The article has good information about sugar addiction.  The only part I disagree with is the statement that you can portion control your dessert and have it daily.  Studies show that it is much more harmful to dole out a little bit of dessert daily than to have a treat on one set day of the week.  More on that in another post.

Getting back to the struggle, I have read that even dentists would prefer that children not get these sugary chocolates and candies for the harm it does to their teeth and that they would prefer that they eat all their candy at once, then brush their teeth, as it minimizes the damage.  I agree that it also minimizes the damage with respect to having their insulin levels constantly elevated for the next month.  That being said, I don’t feel like being the Halloween Scrooge, so I have set out  a couple of rules at our house.

First, my youngest daughter (the 19 year old being too old) does not need to go to 100 houses.  We will go around our block and maybe the next one and enjoy trick or treating, but I have told her that it is not about getting 10 pillowcases full of candy but about having fun.
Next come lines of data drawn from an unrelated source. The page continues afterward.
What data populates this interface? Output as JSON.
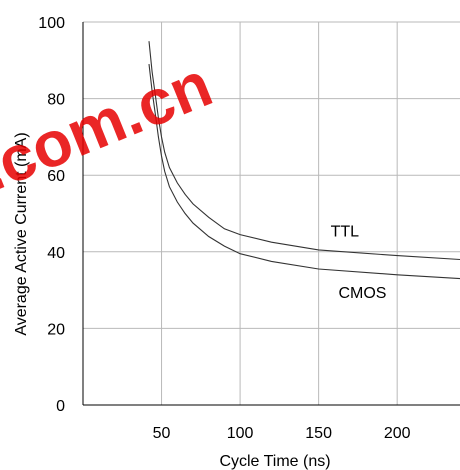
{
  "watermark": ".com.cn",
  "chart_data": {
    "type": "line",
    "title": "",
    "xlabel": "Cycle Time (ns)",
    "ylabel": "Average Active Current (mA)",
    "xlim": [
      0,
      240
    ],
    "ylim": [
      0,
      100
    ],
    "xticks": [
      50,
      100,
      150,
      200
    ],
    "yticks": [
      0,
      20,
      40,
      60,
      80,
      100
    ],
    "grid": true,
    "series": [
      {
        "name": "TTL",
        "x": [
          42,
          44,
          46,
          48,
          50,
          52,
          55,
          60,
          65,
          70,
          80,
          90,
          100,
          120,
          150,
          200,
          240
        ],
        "y": [
          95,
          87,
          81,
          75,
          70,
          66,
          62,
          58,
          55,
          52.5,
          49,
          46,
          44.5,
          42.5,
          40.5,
          39,
          38
        ]
      },
      {
        "name": "CMOS",
        "x": [
          42,
          44,
          46,
          48,
          50,
          52,
          55,
          60,
          65,
          70,
          80,
          90,
          100,
          120,
          150,
          200,
          240
        ],
        "y": [
          89,
          82,
          76,
          70,
          65,
          61,
          57,
          53,
          50,
          47.5,
          44,
          41.5,
          39.5,
          37.5,
          35.5,
          34,
          33
        ]
      }
    ]
  }
}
Second, I will let her eat this candy this weekend if only to get rid of it and minimize the damage. I do not want her to be eating this for the next month.  Not only is it a temptation for me to have it lying around, it is not good for her to be constantly introducing the sugar into her body and having the requisite insulin spikes.

I am still struggling with this, but Halloween, it’s only once a year right?